Oral Tribology of Regular and Diet Cola Drinks
Researcher: Dr Sophie Bozorgi
Supervisor: Dr Tom Reddyhoff, Dr Connor Myant
Sponsor: Pepsi Co.
This project is a collaboration between PepsiCo, Kings College and Imperial College London, and is investigating the links between the tribological/rheological characteristics of saliva and mouthfeel. The goal is to understand how beverages interact with saliva and how this interaction affects the lubricating conditions within the mouth. This will providing a greater understanding of how beverage formulation affects mouth feel and taste perception.
Origins of Ostheoarthritis
Researcher: Maryam Imani Masouleh
Supervisor: Professor Daniele Dini
Osteoarthritis (OA) is a common form of arthritis that causes joint degradation and affects up to 15% of the adult population. It is characterized by chronic and irreversible degeneration of articular cartilage (AC). Hemiarthoplasty is a surgical procedure, where the diseased (OA) cartilage on one side of the joint is replaced with an implant, while the other side remains intact. A key factor in determining the longevity of the implant is the friction properties of the material used as a counter-surface in contact with AC and their effect on the mechanical characteristics of the tissue.

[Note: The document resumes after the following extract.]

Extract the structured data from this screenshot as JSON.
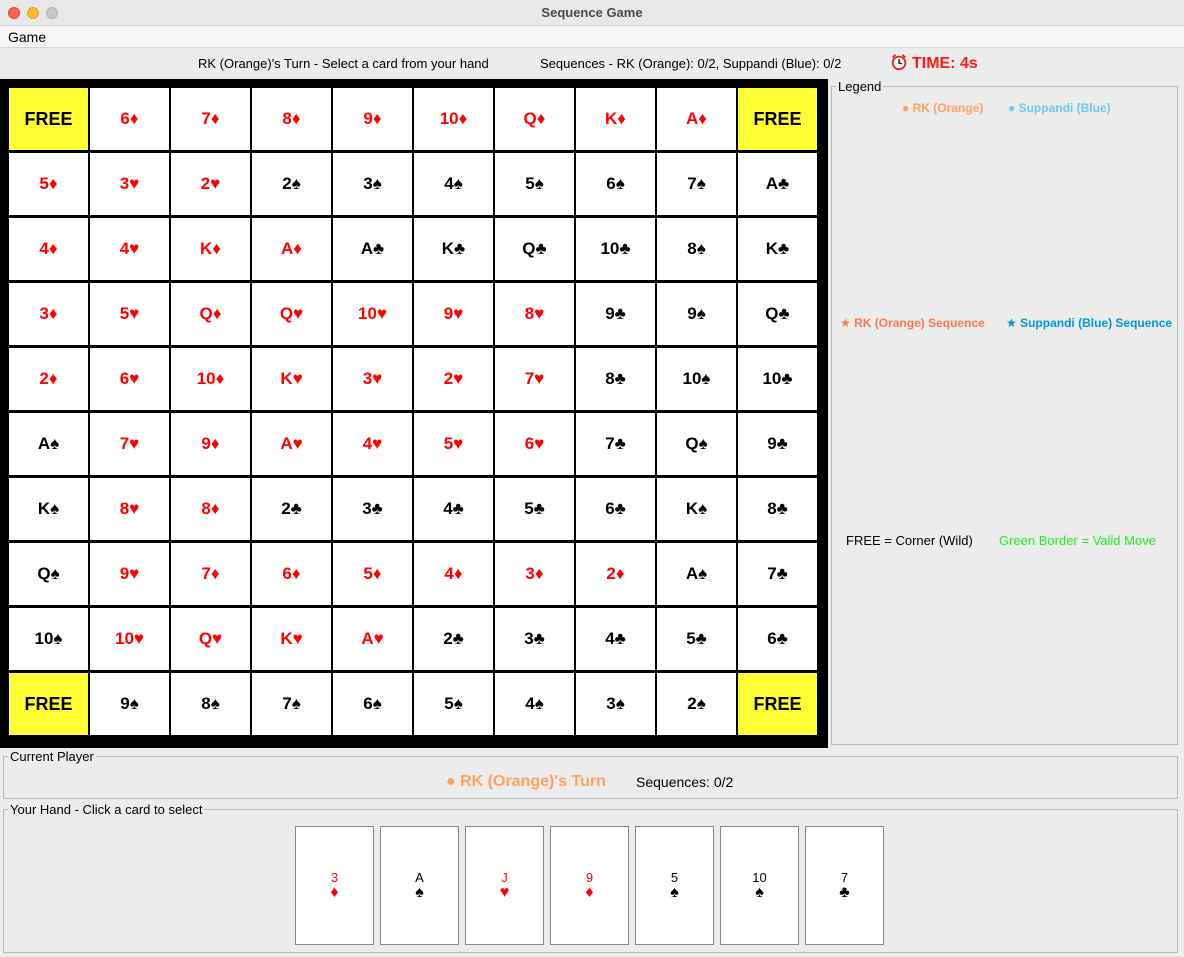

The main aim of this study is to analyse the mechanical and frictional response of different shoulder humeral component materials against the natural glenoid. This has been developed as a two stage process. Initially, friction and wear properties of four different grades of human osteoarthritic AC were measured using pin-on-disc technique against three major types of implant materials used in hemiarthoplasty including Cobalt-Chromium alloy (Co-Cr), Ceramic (Al2O3) and Polycarbonate-urethane (PCU) polymer. The second stage of this study focuses on creating a model more anatomically realistic of the hemi-replaced shoulder joint and assesses the cartilage mechanical behaviour. A custom made joint simulator has been built and will be used to investigate the response of shoulder joints under representative loads. The glenoid will be tested against different humeral component materials to understand the friction/wear response of the cartilage. The correlation between mechanically/enzymatically damaged and healthy cartilage will be investigated. Histological analysis will be performed on the tissue to observe any structural changes due to wear. The results from this study can aid the surgeons to choose the best possible material for hemiarthoplasty according to the disease state of the patient.

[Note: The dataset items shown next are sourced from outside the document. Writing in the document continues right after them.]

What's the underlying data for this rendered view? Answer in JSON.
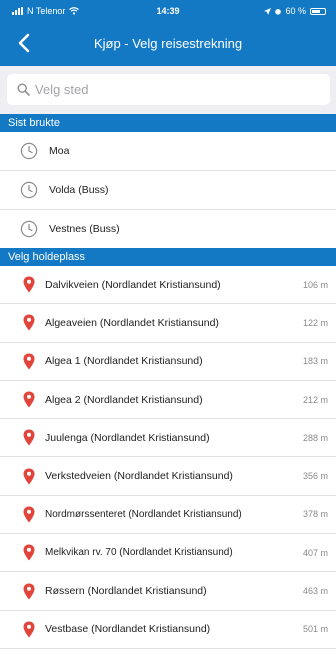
{
  "status_bar": {
    "carrier": "N Telenor",
    "time": "14:39",
    "battery": "60 %"
  },
  "nav": {
    "back_icon": "chevron-left-icon",
    "title": "Kjøp - Velg reisestrekning"
  },
  "search": {
    "icon": "search-icon",
    "placeholder": "Velg sted",
    "value": ""
  },
  "recent": {
    "header": "Sist brukte",
    "items": [
      {
        "label": "Moa",
        "icon": "clock-icon"
      },
      {
        "label": "Volda (Buss)",
        "icon": "clock-icon"
      },
      {
        "label": "Vestnes (Buss)",
        "icon": "clock-icon"
      }
    ]
  },
  "stops": {
    "header": "Velg holdeplass",
    "items": [
      {
        "label": "Dalvikveien (Nordlandet Kristiansund)",
        "distance": "106 m"
      },
      {
        "label": "Algeaveien (Nordlandet Kristiansund)",
        "distance": "122 m"
      },
      {
        "label": "Algea 1 (Nordlandet Kristiansund)",
        "distance": "183 m"
      },
      {
        "label": "Algea 2 (Nordlandet Kristiansund)",
        "distance": "212 m"
      },
      {
        "label": "Juulenga (Nordlandet Kristiansund)",
        "distance": "288 m"
      },
      {
        "label": "Verkstedveien (Nordlandet Kristiansund)",
        "distance": "356 m"
      },
      {
        "label": "Nordmørssenteret (Nordlandet Kristiansund)",
        "distance": "378 m"
      },
      {
        "label": "Melkvikan rv. 70 (Nordlandet Kristiansund)",
        "distance": "407 m"
      },
      {
        "label": "Røssern (Nordlandet Kristiansund)",
        "distance": "463 m"
      },
      {
        "label": "Vestbase (Nordlandet Kristiansund)",
        "distance": "501 m"
      }
    ]
  },
  "colors": {
    "accent": "#1479c4",
    "pin": "#e0443a",
    "search_bg": "#efeff3"
  }
}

The Fundamentals of the Tribology of Shaving
Researcher: Suzannah Whitehouse
Supervisor: Dr Philippa Cann, Professor Daniele Dini, Dr Connor Myant
This project looks to gain a fundamental understanding of shaving tribology and the lubrication within the skin-razor cartridge interface. Tribology is the study of friction, wear and lubrication; the science of interacting surfaces in relative motion. As such, shaving is a complex tribological system and is affected by the skin, hair, shaving cartridge and lubricant.

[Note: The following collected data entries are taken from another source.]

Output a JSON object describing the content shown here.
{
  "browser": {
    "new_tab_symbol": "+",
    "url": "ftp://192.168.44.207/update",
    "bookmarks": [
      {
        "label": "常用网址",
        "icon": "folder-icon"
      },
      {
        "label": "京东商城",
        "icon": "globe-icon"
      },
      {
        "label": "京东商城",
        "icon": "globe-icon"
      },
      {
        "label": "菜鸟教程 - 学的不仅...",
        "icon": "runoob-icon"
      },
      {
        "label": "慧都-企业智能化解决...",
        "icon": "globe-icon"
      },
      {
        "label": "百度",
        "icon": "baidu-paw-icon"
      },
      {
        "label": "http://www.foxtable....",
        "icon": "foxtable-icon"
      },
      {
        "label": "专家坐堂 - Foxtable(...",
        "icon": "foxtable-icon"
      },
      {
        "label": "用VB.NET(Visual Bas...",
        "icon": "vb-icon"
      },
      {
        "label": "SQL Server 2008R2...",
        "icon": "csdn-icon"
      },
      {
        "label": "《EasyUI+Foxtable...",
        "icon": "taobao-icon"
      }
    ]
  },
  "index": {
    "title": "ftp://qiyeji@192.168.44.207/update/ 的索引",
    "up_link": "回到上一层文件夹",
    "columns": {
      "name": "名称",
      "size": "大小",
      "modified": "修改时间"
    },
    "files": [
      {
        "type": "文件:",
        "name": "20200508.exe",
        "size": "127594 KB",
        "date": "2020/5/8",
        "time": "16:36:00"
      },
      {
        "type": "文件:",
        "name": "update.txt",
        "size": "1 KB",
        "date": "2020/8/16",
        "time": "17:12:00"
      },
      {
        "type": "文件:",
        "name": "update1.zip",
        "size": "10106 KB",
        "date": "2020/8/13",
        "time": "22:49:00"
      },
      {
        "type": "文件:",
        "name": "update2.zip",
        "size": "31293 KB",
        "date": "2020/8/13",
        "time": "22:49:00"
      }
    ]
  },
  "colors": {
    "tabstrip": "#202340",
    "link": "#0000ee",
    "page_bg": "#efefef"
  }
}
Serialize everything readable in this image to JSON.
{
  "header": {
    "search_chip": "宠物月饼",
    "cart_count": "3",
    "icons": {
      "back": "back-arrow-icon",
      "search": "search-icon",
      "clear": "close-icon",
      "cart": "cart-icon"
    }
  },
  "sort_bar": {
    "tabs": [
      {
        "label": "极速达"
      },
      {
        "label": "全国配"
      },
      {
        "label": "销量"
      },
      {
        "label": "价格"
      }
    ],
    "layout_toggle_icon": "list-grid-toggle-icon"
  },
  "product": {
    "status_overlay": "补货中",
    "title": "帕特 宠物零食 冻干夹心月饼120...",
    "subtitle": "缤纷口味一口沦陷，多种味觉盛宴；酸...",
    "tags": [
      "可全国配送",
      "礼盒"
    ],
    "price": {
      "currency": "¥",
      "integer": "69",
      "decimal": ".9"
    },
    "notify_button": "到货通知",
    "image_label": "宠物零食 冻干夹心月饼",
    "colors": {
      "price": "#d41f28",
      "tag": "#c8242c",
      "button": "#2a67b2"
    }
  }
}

The aim is to understand the fundamental mechanisms of the skin-cartridge interface, the impact of cartridge design on fluid flow through the skin-cartridge contact and the effect of lubricant chemistry and film thickness on friction. These aspects of shaving will be explored through skin-cartridge model experiments conducted under controlled conditions. The model experiments fall into three main categories: friction measurements (MTM – effect of lubricant on friction), film thickness measurements (laser induced fluorescence) and lubricant chemistry.